Peptide design using omega-amino acids: unusual turn structures nucleated by an N-terminal single gamma-aminobutyric acid residue in short model peptides.

Abstract

Incorporation of omega-amino acids into peptide sequences plays an important role in designing peptides with modified backbone conformation and enhanced stability against proteolysis. The present study establishes the presence of unusual turns involving 12-membered hydrogen bonded rings in terminally blocked tri- and tetrapeptides. X-ray diffraction analysis of single crystals and NMR studies have been used to probe the three-dimensional structures of two terminally protected short peptides, Boc-gamma-Abu(1)-Aib(2)-Ala(3)-OMe 1 and Boc-gamma-Abu(1)-Aib(2)-Ala(3)-Aib(4)-OMe 2 (gamma-Abu = gamma-aminobutyric acid), in which conformationally flexible omega-amino acids (gamma-Abu) and conformationally restricted alpha-aminoisobutyric acid (Aib) residues are positioned contiguously.
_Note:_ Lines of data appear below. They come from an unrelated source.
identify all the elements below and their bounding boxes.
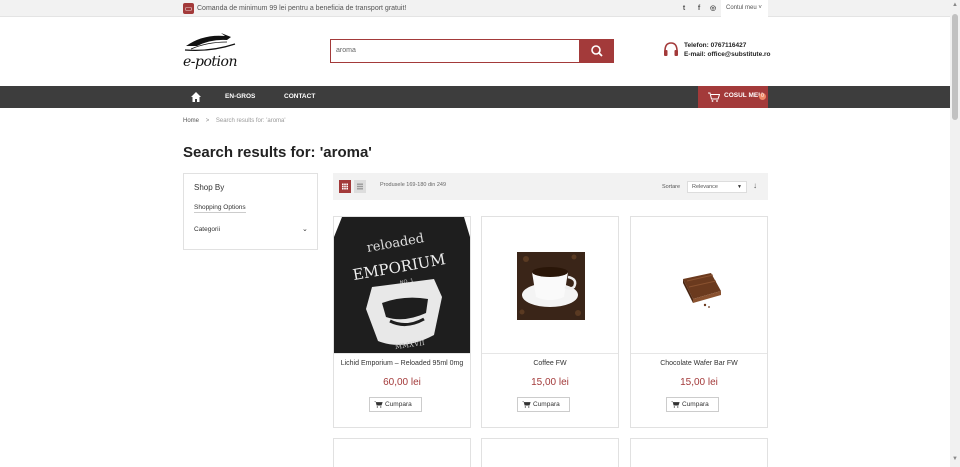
facebook-icon[interactable]: f (694, 3, 704, 14)
main-nav: EN-GROS CONTACT (0, 86, 950, 108)
cart-button[interactable]: COSUL MEU 0 (698, 86, 768, 108)
emporium-bottle-image: reloaded EMPORIUM NO. 1 MMXVII (334, 217, 470, 353)
sort-select[interactable]: Relevance ▼ (687, 181, 747, 193)
grid-view-button[interactable] (339, 180, 351, 193)
product-image[interactable] (631, 217, 767, 354)
cart-icon (374, 401, 383, 408)
page: ▭ Comanda de minimum 99 lei pentru a ben… (0, 0, 960, 467)
shop-by-heading: Shop By (194, 183, 225, 192)
page-title: Search results for: 'aroma' (183, 144, 372, 161)
cart-icon (522, 401, 531, 408)
buy-button[interactable]: Cumpara (517, 397, 570, 412)
twitter-icon[interactable]: t (679, 3, 689, 14)
headset-icon (664, 42, 678, 56)
phone-text: Telefon: 0767116427 (684, 42, 747, 49)
scrollbar[interactable]: ▲ ▼ (950, 0, 960, 467)
breadcrumb-home[interactable]: Home (183, 118, 199, 124)
cart-count-badge: 0 (759, 93, 766, 100)
search-button[interactable] (580, 39, 614, 63)
nav-item-en-gros[interactable]: EN-GROS (225, 86, 255, 108)
scroll-up-icon[interactable]: ▲ (952, 2, 958, 8)
breadcrumb-current: Search results for: 'aroma' (215, 118, 286, 124)
email-text: E-mail: office@substitute.ro (684, 51, 771, 58)
product-toolbar: Produsele 169-180 din 249 Sortare Releva… (333, 173, 768, 200)
product-card[interactable] (630, 438, 768, 467)
top-bar: ▭ Comanda de minimum 99 lei pentru a ben… (0, 0, 950, 17)
filter-sidebar: Shop By Shopping Options Categorii ⌄ (183, 173, 318, 250)
cart-label: COSUL MEU (724, 92, 763, 99)
buy-button-label: Cumpara (385, 401, 412, 408)
truck-icon: ▭ (183, 3, 194, 14)
product-name[interactable]: Lichid Emporium – Reloaded 95ml 0mg (334, 360, 470, 367)
logo-text: e-potion (183, 54, 237, 70)
sort-direction-icon[interactable]: ↓ (753, 181, 757, 190)
product-card[interactable]: Chocolate Wafer Bar FW 15,00 lei Cumpara (630, 216, 768, 428)
product-count: Produsele 169-180 din 249 (380, 182, 447, 188)
product-card[interactable] (333, 438, 471, 467)
product-card[interactable]: reloaded EMPORIUM NO. 1 MMXVII Lichid Em… (333, 216, 471, 428)
list-view-button[interactable] (354, 180, 366, 193)
buy-button-label: Cumpara (682, 401, 709, 408)
product-card[interactable] (481, 438, 619, 467)
home-icon[interactable] (190, 91, 202, 103)
search-input[interactable]: aroma (330, 39, 580, 63)
shopping-options-label: Shopping Options (194, 204, 246, 213)
product-price: 15,00 lei (680, 377, 718, 388)
contact-info: Telefon: 0767116427 E-mail: office@subst… (684, 41, 771, 59)
breadcrumb: Home > Search results for: 'aroma' (183, 118, 286, 124)
product-image[interactable]: reloaded EMPORIUM NO. 1 MMXVII (334, 217, 470, 354)
product-card[interactable]: Coffee FW 15,00 lei Cumpara (481, 216, 619, 428)
chevron-down-icon: ▼ (737, 184, 742, 190)
account-label: Contul meu (726, 5, 757, 11)
chevron-down-icon[interactable]: ⌄ (302, 225, 308, 233)
buy-button[interactable]: Cumpara (369, 397, 422, 412)
nav-item-contact[interactable]: CONTACT (284, 86, 315, 108)
breadcrumb-separator: > (205, 118, 210, 124)
promo-text: Comanda de minimum 99 lei pentru a benef… (197, 5, 407, 12)
product-price: 60,00 lei (383, 377, 421, 388)
scrollbar-thumb[interactable] (952, 14, 958, 120)
categories-filter[interactable]: Categorii (194, 226, 220, 233)
search-icon (591, 45, 603, 57)
chocolate-wafer-image (683, 273, 721, 308)
cart-icon (671, 401, 680, 408)
product-image[interactable] (482, 217, 618, 354)
scroll-down-icon[interactable]: ▼ (952, 456, 958, 462)
product-name[interactable]: Chocolate Wafer Bar FW (631, 360, 767, 367)
list-icon (357, 183, 363, 190)
instagram-icon[interactable]: ◎ (708, 3, 718, 14)
chevron-down-icon: ˅ (758, 5, 762, 11)
coffee-cup-image (517, 252, 585, 320)
buy-button-label: Cumpara (533, 401, 560, 408)
sort-label: Sortare (662, 184, 681, 190)
sort-value: Relevance (692, 184, 718, 190)
cart-icon (708, 92, 720, 102)
product-name[interactable]: Coffee FW (482, 360, 618, 367)
account-dropdown[interactable]: Contul meu ˅ (721, 0, 768, 17)
product-price: 15,00 lei (531, 377, 569, 388)
grid-icon (342, 183, 348, 190)
buy-button[interactable]: Cumpara (666, 397, 719, 412)
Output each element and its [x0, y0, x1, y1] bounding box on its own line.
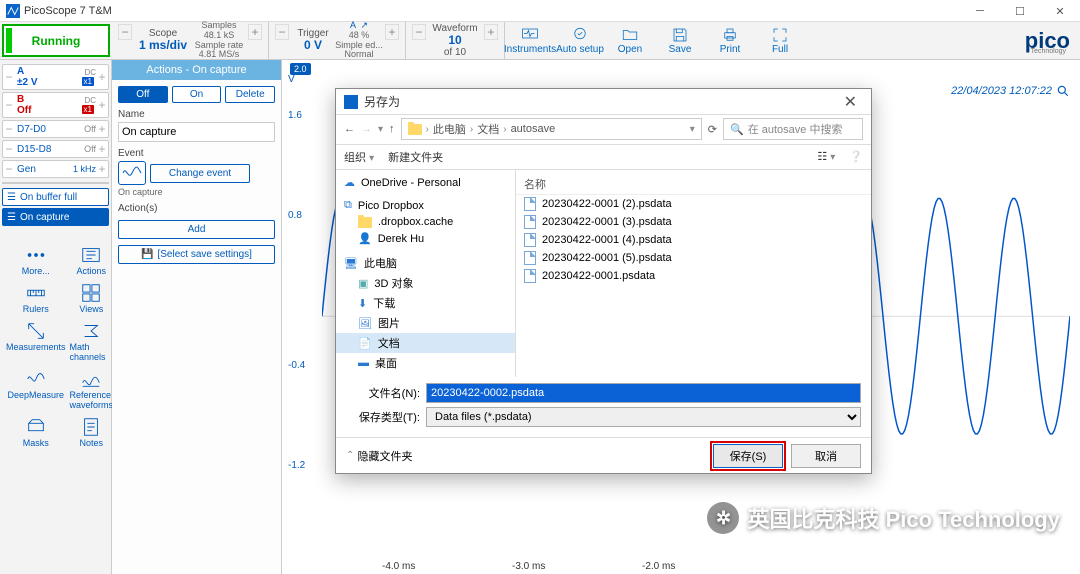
tool-deepmeasure[interactable]: DeepMeasure	[6, 368, 66, 410]
dialog-icon	[344, 95, 358, 109]
open-button[interactable]: Open	[605, 22, 655, 59]
wave-minus[interactable]: −	[412, 24, 426, 40]
app-icon	[6, 4, 20, 18]
save-button[interactable]: Save	[655, 22, 705, 59]
instruments-button[interactable]: Instruments	[505, 22, 555, 59]
dialog-save-button[interactable]: 保存(S)	[713, 444, 783, 468]
tool-notes[interactable]: Notes	[70, 416, 114, 448]
nav-back-button[interactable]: ←	[344, 123, 355, 135]
tool-views[interactable]: Views	[70, 282, 114, 314]
save-dialog: 另存为 ✕ ← → ▾ ↑ ›此电脑 ›文档 ›autosave ▾ ⟳ 🔍 在…	[335, 88, 872, 474]
scope-value[interactable]: 1 ms/div	[139, 39, 187, 52]
run-button[interactable]: Running	[2, 24, 110, 57]
wechat-icon: ✲	[707, 502, 739, 534]
trigger-value[interactable]: 0 V	[304, 39, 322, 52]
actions-header: Actions - On capture	[112, 60, 281, 80]
filename-input[interactable]	[426, 383, 861, 403]
refresh-button[interactable]: ⟳	[708, 123, 717, 136]
watermark: ✲ 英国比克科技 Pico Technology	[707, 502, 1060, 534]
path-bar[interactable]: ›此电脑 ›文档 ›autosave ▾	[401, 118, 702, 140]
tool-masks[interactable]: Masks	[6, 416, 66, 448]
close-button[interactable]: ✕	[1040, 0, 1080, 22]
y-axis-unit: V	[288, 74, 295, 85]
channel-sidebar: − A±2 V DCx1 + − BOff DCx1 + −D7-D0Off+ …	[0, 60, 112, 574]
filename-label: 文件名(N):	[346, 385, 420, 401]
file-item: 20230422-0001 (3).psdata	[516, 213, 871, 231]
waveform-value[interactable]: 10	[448, 34, 461, 47]
name-input[interactable]	[118, 122, 275, 142]
trigger-minus[interactable]: −	[275, 24, 289, 40]
dialog-close-button[interactable]: ✕	[838, 92, 863, 112]
tool-actions[interactable]: Actions	[70, 244, 114, 276]
file-list[interactable]: 名称 20230422-0001 (2).psdata 20230422-000…	[516, 170, 871, 377]
filetype-label: 保存类型(T):	[346, 409, 420, 425]
file-item: 20230422-0001 (4).psdata	[516, 231, 871, 249]
full-button[interactable]: Full	[755, 22, 805, 59]
hide-folders-button[interactable]: 隐藏文件夹	[357, 448, 412, 464]
help-button[interactable]: ❔	[849, 150, 863, 163]
add-action-button[interactable]: Add	[118, 220, 275, 239]
new-folder-button[interactable]: 新建文件夹	[388, 149, 443, 165]
title-bar: PicoScope 7 T&M ─ ☐ ✕	[0, 0, 1080, 22]
channel-d7d0[interactable]: −D7-D0Off+	[2, 120, 109, 138]
actions-off-button[interactable]: Off	[118, 86, 168, 103]
wave-icon	[118, 161, 146, 185]
print-button[interactable]: Print	[705, 22, 755, 59]
actions-panel: Actions - On capture Off On Delete Name …	[112, 60, 282, 574]
top-toolbar: Running − Scope 1 ms/div Samples 48.1 kS…	[0, 22, 1080, 60]
actions-delete-button[interactable]: Delete	[225, 86, 275, 103]
on-buffer-full-button[interactable]: ☰ On buffer full	[2, 188, 109, 206]
trigger-plus[interactable]: +	[385, 24, 399, 40]
app-title: PicoScope 7 T&M	[24, 5, 112, 17]
view-mode-button[interactable]: ☷ ▾	[817, 150, 835, 163]
file-item: 20230422-0001 (2).psdata	[516, 195, 871, 213]
actions-label: Action(s)	[118, 203, 275, 214]
channel-d15d8[interactable]: −D15-D8Off+	[2, 140, 109, 158]
actions-on-button[interactable]: On	[172, 86, 222, 103]
organize-button[interactable]: 组织 ▾	[344, 149, 374, 165]
tool-refwave[interactable]: Reference waveforms	[70, 368, 114, 410]
tool-rulers[interactable]: Rulers	[6, 282, 66, 314]
file-item: 20230422-0001.psdata	[516, 267, 871, 285]
channel-gen[interactable]: −Gen1 kHz+	[2, 160, 109, 178]
tool-more[interactable]: More...	[6, 244, 66, 276]
wave-plus[interactable]: +	[484, 24, 498, 40]
tool-measurements[interactable]: Measurements	[6, 320, 66, 362]
dialog-title: 另存为	[364, 93, 400, 110]
pico-logo-sub: Technology	[1031, 48, 1066, 55]
select-save-settings-button[interactable]: 💾[Select save settings]	[118, 245, 275, 264]
folder-tree[interactable]: ☁OneDrive - Personal ⧉Pico Dropbox .drop…	[336, 170, 516, 377]
scope-plus[interactable]: +	[248, 24, 262, 40]
dialog-cancel-button[interactable]: 取消	[791, 444, 861, 468]
filetype-select[interactable]: Data files (*.psdata)	[426, 407, 861, 427]
search-input[interactable]: 🔍 在 autosave 中搜索	[723, 118, 863, 140]
file-item: 20230422-0001 (5).psdata	[516, 249, 871, 267]
maximize-button[interactable]: ☐	[1000, 0, 1040, 22]
on-capture-button[interactable]: ☰ On capture	[2, 208, 109, 226]
col-name[interactable]: 名称	[516, 174, 871, 195]
nav-fwd-button[interactable]: →	[361, 123, 372, 135]
tool-math[interactable]: Math channels	[70, 320, 114, 362]
scope-minus[interactable]: −	[118, 24, 132, 40]
name-label: Name	[118, 109, 275, 120]
channel-a[interactable]: − A±2 V DCx1 +	[2, 64, 109, 90]
minimize-button[interactable]: ─	[960, 0, 1000, 22]
event-label: Event	[118, 148, 275, 159]
channel-b[interactable]: − BOff DCx1 +	[2, 92, 109, 118]
change-event-button[interactable]: Change event	[150, 164, 250, 183]
nav-up-button[interactable]: ↑	[389, 123, 395, 135]
auto-setup-button[interactable]: Auto setup	[555, 22, 605, 59]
The crystal structures of both peptides 1 and 2 exhibit unusual turns composed of 12-membered hydrogen bonded rings involving C [double bond] O from the Boc-group and Ala(3) NH. A type I' beta-turn was observed in the structure of peptide 2 adjacent to the unusual turn with a hydrogen bond between gamma-Abu(1) C [double bond] O and Aib(4) NH. The crystals of peptide 1 are in the space group P2(1), a = 9.3020(10) A, b = 23.785(2) A, c = 10.022(3) A, beta = 101.35 degrees(4), Z = 4, R = 5.7%, and R(w) = 14.5%. Similarly, the crystals of peptide 2 are in the space group C2, a = 19.0772(6) A, b = 8.7883(2) A, c = 16.7758(3) A, beta = 110.7910 degrees(10), Z = 4, R = 6.71%, and R(w) = 15.11%. The unusual turn in both peptides 1 and 2 are retained in solution as is evident from NMR studies in CDCl(3). The role of the adjacently located Aib residue to nucleate the 12-membered hydrogen bonded ring is also addressed.